Segundo, reestructuramos el uso de la maquinaria pesada. Los hornos y las prensas hidráulicas, antes encendidos al azar a las 9 de la mañana, se movieron al intervalo de 11:00 a 14:00 horas, justo cuando la radiación solar pega más fuerte en los paneles. Esto redujo la demanda pico tomada de la red.

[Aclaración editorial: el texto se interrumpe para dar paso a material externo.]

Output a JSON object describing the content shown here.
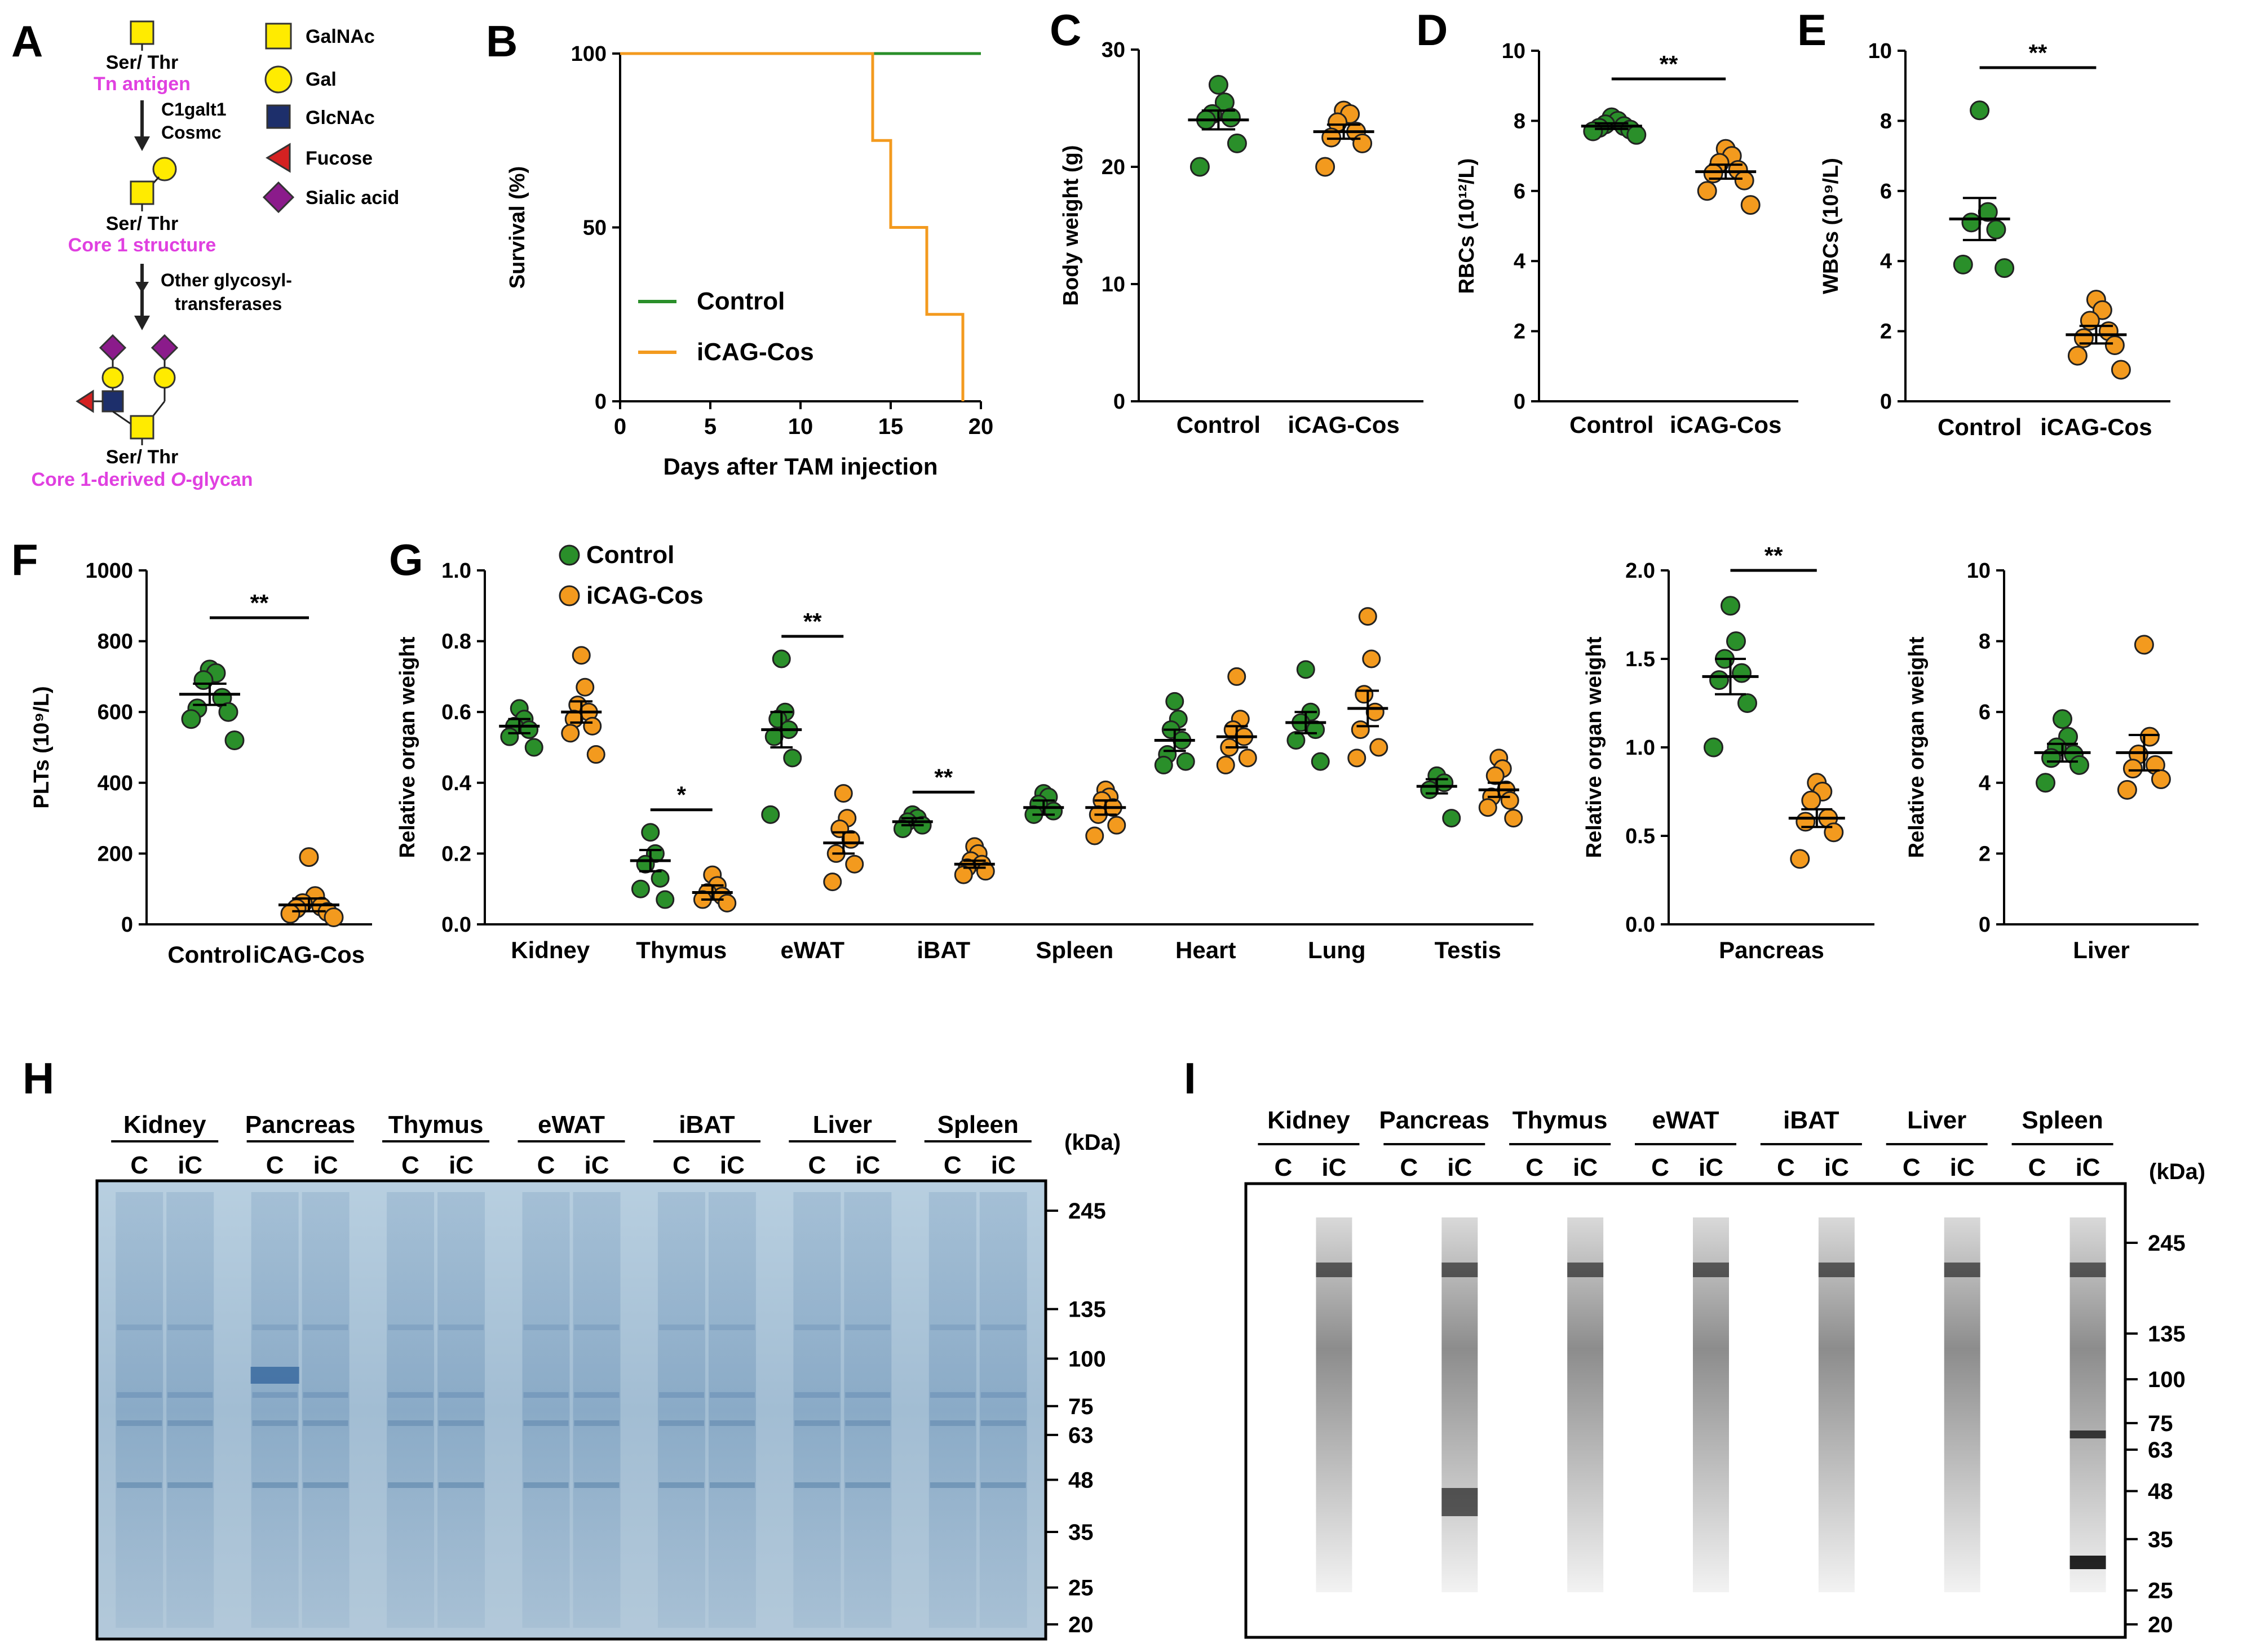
{
  "colors": {
    "control": "#2a8f2a",
    "icag": "#f39a1e",
    "magenta": "#e040e0",
    "galnac": "#ffeb00",
    "glcnac": "#1d2f6b",
    "fucose": "#d42121",
    "sialic": "#8b1b8b",
    "gel_bg": "#a6bfd4",
    "blot_bg": "#ffffff"
  },
  "panel_letters": {
    "A": "A",
    "B": "B",
    "C": "C",
    "D": "D",
    "E": "E",
    "F": "F",
    "G": "G",
    "H": "H",
    "I": "I"
  },
  "panelA": {
    "legend": [
      {
        "icon": "yellow-square",
        "label": "GalNAc"
      },
      {
        "icon": "yellow-circle",
        "label": "Gal"
      },
      {
        "icon": "navy-square",
        "label": "GlcNAc"
      },
      {
        "icon": "red-triangle",
        "label": "Fucose"
      },
      {
        "icon": "purple-diamond",
        "label": "Sialic acid"
      }
    ],
    "ser_thr": "Ser/ Thr",
    "tn_antigen": "Tn antigen",
    "enzyme1": "C1galt1",
    "enzyme2": "Cosmc",
    "core1": "Core 1 structure",
    "other1": "Other glycosyl-",
    "other2": "transferases",
    "derived_a": "Core 1-derived ",
    "derived_b": "O",
    "derived_c": "-glycan"
  },
  "chart_data": [
    {
      "panel": "B",
      "type": "line",
      "xlabel": "Days after TAM injection",
      "ylabel": "Survival (%)",
      "xlim": [
        0,
        20
      ],
      "ylim": [
        0,
        100
      ],
      "xticks": [
        0,
        5,
        10,
        15,
        20
      ],
      "yticks": [
        0,
        50,
        100
      ],
      "series": [
        {
          "name": "Control",
          "points": [
            [
              0,
              100
            ],
            [
              20,
              100
            ]
          ]
        },
        {
          "name": "iCAG-Cos",
          "points": [
            [
              0,
              100
            ],
            [
              14,
              100
            ],
            [
              14,
              75
            ],
            [
              15,
              75
            ],
            [
              15,
              50
            ],
            [
              17,
              50
            ],
            [
              17,
              25
            ],
            [
              19,
              25
            ],
            [
              19,
              0
            ]
          ]
        }
      ]
    },
    {
      "panel": "C",
      "type": "scatter",
      "categories": [
        "Control",
        "iCAG-Cos"
      ],
      "ylabel": "Body weight (g)",
      "ylim": [
        0,
        30
      ],
      "yticks": [
        0,
        10,
        20,
        30
      ],
      "series": [
        {
          "name": "Control",
          "values": [
            27.0,
            25.5,
            24.5,
            24.2,
            24.0,
            22.0,
            20.0
          ],
          "mean": 24.0,
          "sem": 0.8
        },
        {
          "name": "iCAG-Cos",
          "values": [
            24.8,
            24.5,
            23.8,
            23.0,
            22.5,
            22.0,
            20.0
          ],
          "mean": 23.0,
          "sem": 0.6
        }
      ],
      "significance": ""
    },
    {
      "panel": "D",
      "type": "scatter",
      "categories": [
        "Control",
        "iCAG-Cos"
      ],
      "ylabel": "RBCs (10¹²/L)",
      "ylim": [
        0,
        10
      ],
      "yticks": [
        0,
        2,
        4,
        6,
        8,
        10
      ],
      "series": [
        {
          "name": "Control",
          "values": [
            8.1,
            8.0,
            7.9,
            7.85,
            7.8,
            7.75,
            7.7,
            7.6
          ],
          "mean": 7.85,
          "sem": 0.08
        },
        {
          "name": "iCAG-Cos",
          "values": [
            7.2,
            7.0,
            6.8,
            6.6,
            6.5,
            6.3,
            6.0,
            5.6
          ],
          "mean": 6.55,
          "sem": 0.2
        }
      ],
      "significance": "**"
    },
    {
      "panel": "E",
      "type": "scatter",
      "categories": [
        "Control",
        "iCAG-Cos"
      ],
      "ylabel": "WBCs (10⁹/L)",
      "ylim": [
        0,
        10
      ],
      "yticks": [
        0,
        2,
        4,
        6,
        8,
        10
      ],
      "series": [
        {
          "name": "Control",
          "values": [
            8.3,
            5.4,
            5.1,
            4.9,
            3.9,
            3.8
          ],
          "mean": 5.2,
          "sem": 0.6
        },
        {
          "name": "iCAG-Cos",
          "values": [
            2.9,
            2.6,
            2.3,
            2.0,
            1.8,
            1.6,
            1.3,
            0.9
          ],
          "mean": 1.9,
          "sem": 0.25
        }
      ],
      "significance": "**"
    },
    {
      "panel": "F",
      "type": "scatter",
      "categories": [
        "Control",
        "iCAG-Cos"
      ],
      "ylabel": "PLTs (10⁹/L)",
      "ylim": [
        0,
        1000
      ],
      "yticks": [
        0,
        200,
        400,
        600,
        800,
        1000
      ],
      "series": [
        {
          "name": "Control",
          "values": [
            720,
            710,
            690,
            640,
            610,
            600,
            580,
            520
          ],
          "mean": 650,
          "sem": 30
        },
        {
          "name": "iCAG-Cos",
          "values": [
            190,
            80,
            60,
            50,
            45,
            35,
            30,
            20
          ],
          "mean": 55,
          "sem": 18
        }
      ],
      "significance": "**"
    },
    {
      "panel": "G",
      "type": "scatter",
      "legend": [
        "Control",
        "iCAG-Cos"
      ],
      "categories": [
        "Kidney",
        "Thymus",
        "eWAT",
        "iBAT",
        "Spleen",
        "Heart",
        "Lung",
        "Testis"
      ],
      "ylabel": "Relative organ weight",
      "ylim": [
        0,
        1.0
      ],
      "yticks": [
        0,
        0.2,
        0.4,
        0.6,
        0.8,
        1.0
      ],
      "control": [
        {
          "values": [
            0.61,
            0.58,
            0.56,
            0.55,
            0.53,
            0.5
          ],
          "mean": 0.56,
          "sem": 0.02
        },
        {
          "values": [
            0.26,
            0.2,
            0.17,
            0.13,
            0.1,
            0.07
          ],
          "mean": 0.18,
          "sem": 0.03
        },
        {
          "values": [
            0.75,
            0.6,
            0.58,
            0.55,
            0.53,
            0.47,
            0.31
          ],
          "mean": 0.55,
          "sem": 0.05
        },
        {
          "values": [
            0.31,
            0.3,
            0.29,
            0.28,
            0.27
          ],
          "mean": 0.29,
          "sem": 0.01
        },
        {
          "values": [
            0.37,
            0.36,
            0.34,
            0.32,
            0.31
          ],
          "mean": 0.33,
          "sem": 0.02
        },
        {
          "values": [
            0.63,
            0.58,
            0.55,
            0.52,
            0.48,
            0.46,
            0.45
          ],
          "mean": 0.52,
          "sem": 0.03
        },
        {
          "values": [
            0.72,
            0.6,
            0.57,
            0.55,
            0.52,
            0.46
          ],
          "mean": 0.57,
          "sem": 0.03
        },
        {
          "values": [
            0.42,
            0.4,
            0.38,
            0.3
          ],
          "mean": 0.39,
          "sem": 0.02
        }
      ],
      "icag": [
        {
          "values": [
            0.76,
            0.67,
            0.62,
            0.6,
            0.58,
            0.56,
            0.54,
            0.48
          ],
          "mean": 0.6,
          "sem": 0.03
        },
        {
          "values": [
            0.14,
            0.11,
            0.09,
            0.08,
            0.07,
            0.06
          ],
          "mean": 0.09,
          "sem": 0.02
        },
        {
          "values": [
            0.37,
            0.3,
            0.27,
            0.24,
            0.2,
            0.17,
            0.12
          ],
          "mean": 0.23,
          "sem": 0.03
        },
        {
          "values": [
            0.22,
            0.2,
            0.18,
            0.17,
            0.16,
            0.15,
            0.14
          ],
          "mean": 0.17,
          "sem": 0.01
        },
        {
          "values": [
            0.38,
            0.36,
            0.35,
            0.33,
            0.31,
            0.28,
            0.25
          ],
          "mean": 0.33,
          "sem": 0.02
        },
        {
          "values": [
            0.7,
            0.58,
            0.55,
            0.53,
            0.5,
            0.47,
            0.45
          ],
          "mean": 0.53,
          "sem": 0.03
        },
        {
          "values": [
            0.87,
            0.75,
            0.65,
            0.6,
            0.55,
            0.5,
            0.47
          ],
          "mean": 0.61,
          "sem": 0.05
        },
        {
          "values": [
            0.47,
            0.44,
            0.42,
            0.38,
            0.36,
            0.35,
            0.33,
            0.3
          ],
          "mean": 0.38,
          "sem": 0.02
        }
      ],
      "significance": [
        "",
        "*",
        "**",
        "**",
        "",
        "",
        "",
        ""
      ]
    },
    {
      "panel": "G-pancreas",
      "type": "scatter",
      "xlabel": "Pancreas",
      "ylabel": "Relative organ weight",
      "ylim": [
        0,
        2.0
      ],
      "yticks": [
        0,
        0.5,
        1.0,
        1.5,
        2.0
      ],
      "series": [
        {
          "name": "Control",
          "values": [
            1.8,
            1.6,
            1.5,
            1.42,
            1.38,
            1.25,
            1.0
          ],
          "mean": 1.4,
          "sem": 0.1
        },
        {
          "name": "iCAG-Cos",
          "values": [
            0.8,
            0.75,
            0.7,
            0.6,
            0.58,
            0.52,
            0.37
          ],
          "mean": 0.6,
          "sem": 0.05
        }
      ],
      "significance": "**"
    },
    {
      "panel": "G-liver",
      "type": "scatter",
      "xlabel": "Liver",
      "ylabel": "Relative organ weight",
      "ylim": [
        0,
        10
      ],
      "yticks": [
        0,
        2,
        4,
        6,
        8,
        10
      ],
      "series": [
        {
          "name": "Control",
          "values": [
            5.8,
            5.3,
            5.0,
            4.8,
            4.7,
            4.5,
            4.0
          ],
          "mean": 4.85,
          "sem": 0.25
        },
        {
          "name": "iCAG-Cos",
          "values": [
            7.9,
            5.3,
            4.8,
            4.5,
            4.4,
            4.1,
            3.8
          ],
          "mean": 4.85,
          "sem": 0.5
        }
      ],
      "significance": ""
    }
  ],
  "gels": {
    "organs_H": [
      "Kidney",
      "Pancreas",
      "Thymus",
      "eWAT",
      "iBAT",
      "Liver",
      "Spleen"
    ],
    "organs_I": [
      "Kidney",
      "Pancreas",
      "Thymus",
      "eWAT",
      "iBAT",
      "Liver",
      "Spleen"
    ],
    "lane_labels": [
      "C",
      "iC"
    ],
    "kda_label": "(kDa)",
    "markers": [
      "245",
      "135",
      "100",
      "75",
      "63",
      "48",
      "35",
      "25",
      "20"
    ],
    "marker_values": [
      245,
      135,
      100,
      75,
      63,
      48,
      35,
      25,
      20
    ]
  }
}
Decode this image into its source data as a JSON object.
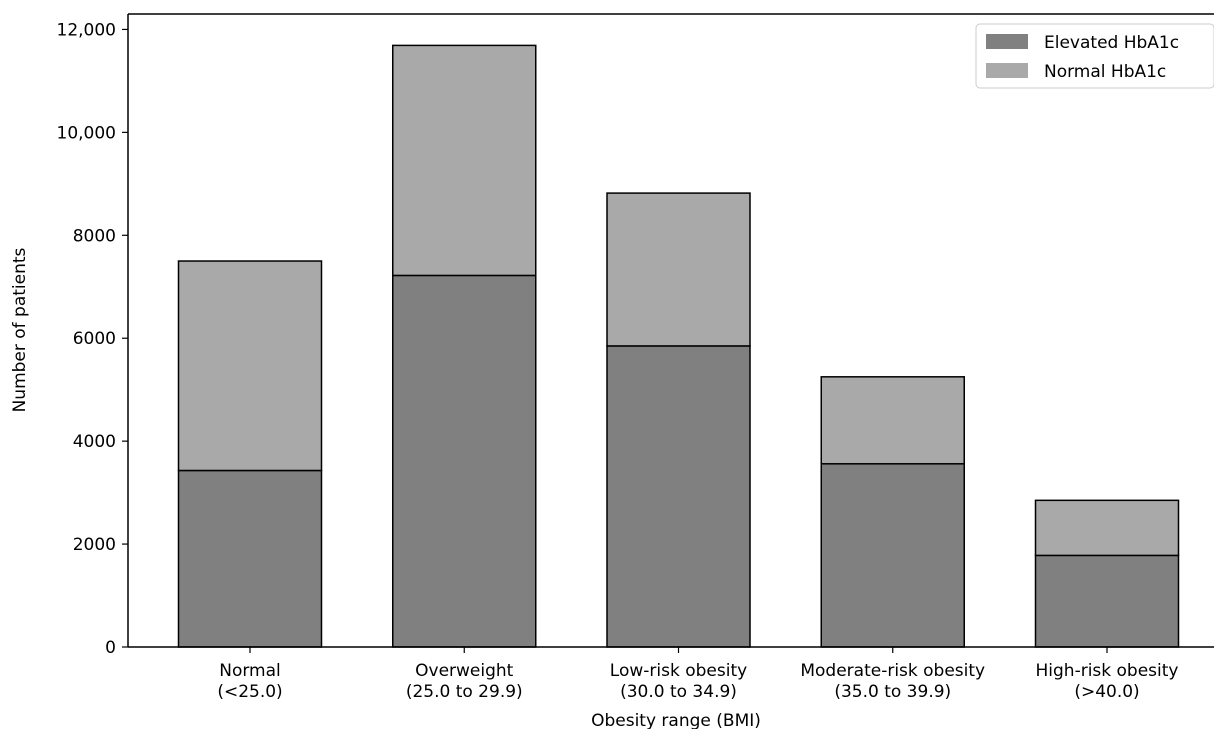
{
  "chart_data": {
    "type": "bar",
    "stacked": true,
    "categories": [
      [
        "Normal",
        "(<25.0)"
      ],
      [
        "Overweight",
        "(25.0 to 29.9)"
      ],
      [
        "Low-risk obesity",
        "(30.0 to 34.9)"
      ],
      [
        "Moderate-risk obesity",
        "(35.0 to 39.9)"
      ],
      [
        "High-risk obesity",
        "(>40.0)"
      ]
    ],
    "series": [
      {
        "name": "Elevated HbA1c",
        "color": "#808080",
        "values": [
          3430,
          7220,
          5850,
          3560,
          1780
        ]
      },
      {
        "name": "Normal HbA1c",
        "color": "#a9a9a9",
        "values": [
          4070,
          4470,
          2970,
          1690,
          1070
        ]
      }
    ],
    "xlabel": "Obesity range (BMI)",
    "ylabel": "Number of patients",
    "ylim": [
      0,
      12300
    ],
    "yticks": [
      0,
      2000,
      4000,
      6000,
      8000,
      10000,
      12000
    ],
    "ytick_labels": [
      "0",
      "2000",
      "4000",
      "6000",
      "8000",
      "10,000",
      "12,000"
    ],
    "legend_position": "top-right",
    "grid": false
  }
}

Detalle fotográfico relacionado con "Cálculo equivocado": Por qué mi retorno de inversión en energía solar se basó en la tarifa A4

El resultado de esta reingeniería fue inmediato en la factura del siguiente mes. Al bajar la demanda contratada de 300 kW a 200 kW, Ricardo eliminó un costo fijo de más de 4.000 R$ mensuales. Sumado al ahorro en el consumo de energía (que ya cubría el sol), su ahorro total saltó de los 6.000 R$ iniciales a casi 11.500 R$.

El payback, que parecía estirarse hacia los 7 o 8 años, volvió a los 4,5 años proyectados. No cambiamos la tecnología; cambiamos la gestión del contrato energético. La energía solar seguía siendo la misma, pero ahora estaba optimizada para la tarifa A4.

Lecciones sobre el contexto de mercado 2026

Este caso destaca una realidad incómoda para el sector solar en 2026. La oferta de equipos ha mejorado y los costos han bajado, pero las tarifas eléctricas se han vuelto más sofisticadas. Ya no basta con generar; hay que administrar cómo se consume esa generación. La crisis energética de los años previos forzó a los reguladores a crear estructuras de precios que penalizan la ineficiencia en la alta tensión.

Para cualquier industrial que piense en migrar a la energía solar o que ya lo haya hecho y esté viendo que las cuentas no cierran, el consejo es claro: dejen de usar la calculadora de la casa. La tarifa A4 requiere un enfoque de gestión de activos. Si reducen su consumo via solar, deben revisar inmediatamente su demanda contratada. De lo contrario, estarán pagando una capacidad ociosa a la distribuidora.

Como vimos al analizar las disparidades regionales, donde factores logísticos hacen que el diesel S-10 sea más caro en Roraima que en São Paulo, el costo de la energía no es un número universal; depende de la estructura tarifaria y de la geografía del contrato. Ricardo aprendió que su retorno de inversión no dependía de cuántos paneles compraba, sino de cómo ajustaba los números legales del papel que firmaba con la eléctrica.

Más allá del kWh: eficiencia contractual

El error de cálculo de Ricardo fue asumir que la eficiencia energética era solo una cuestión de hardware (paneles más eficientes, inversores inteligentes). Se olvidó de la eficiencia contractual. En el actual escenario de 2026, donde las tarifas pueden ajustarse semestralmente y la demanda por electricidad en el sector industrial crece un 3% anual, el contrato de suministro es un activo financiero más.

La conclusión aquí es práctica. Si tienes una empresa con tarifa A4 (A2, A3, A4 o AS), no te limites a pedir un presupuesto de solar basándote en tu factura de casa. Pide a tu consultor que simule el impacto en la Demanda Contratada y, sobre todo, que calcule el ahorro neto tras los impuestos que no desaparecen con el sol (como la COSIP y la tasa de iluminación pública).

Ricardo logró recortar más de 4.000 R$ de un costo fijo que consideraba inamovible. No se trata de magia, se trata de leer la letra pequeña. La energía solar es una herramienta poderosa, pero solo si se usa con el mapa correcto en la mano. Usar el mapa residencial en el territorio industrial es la receta perfecta para perder dinero.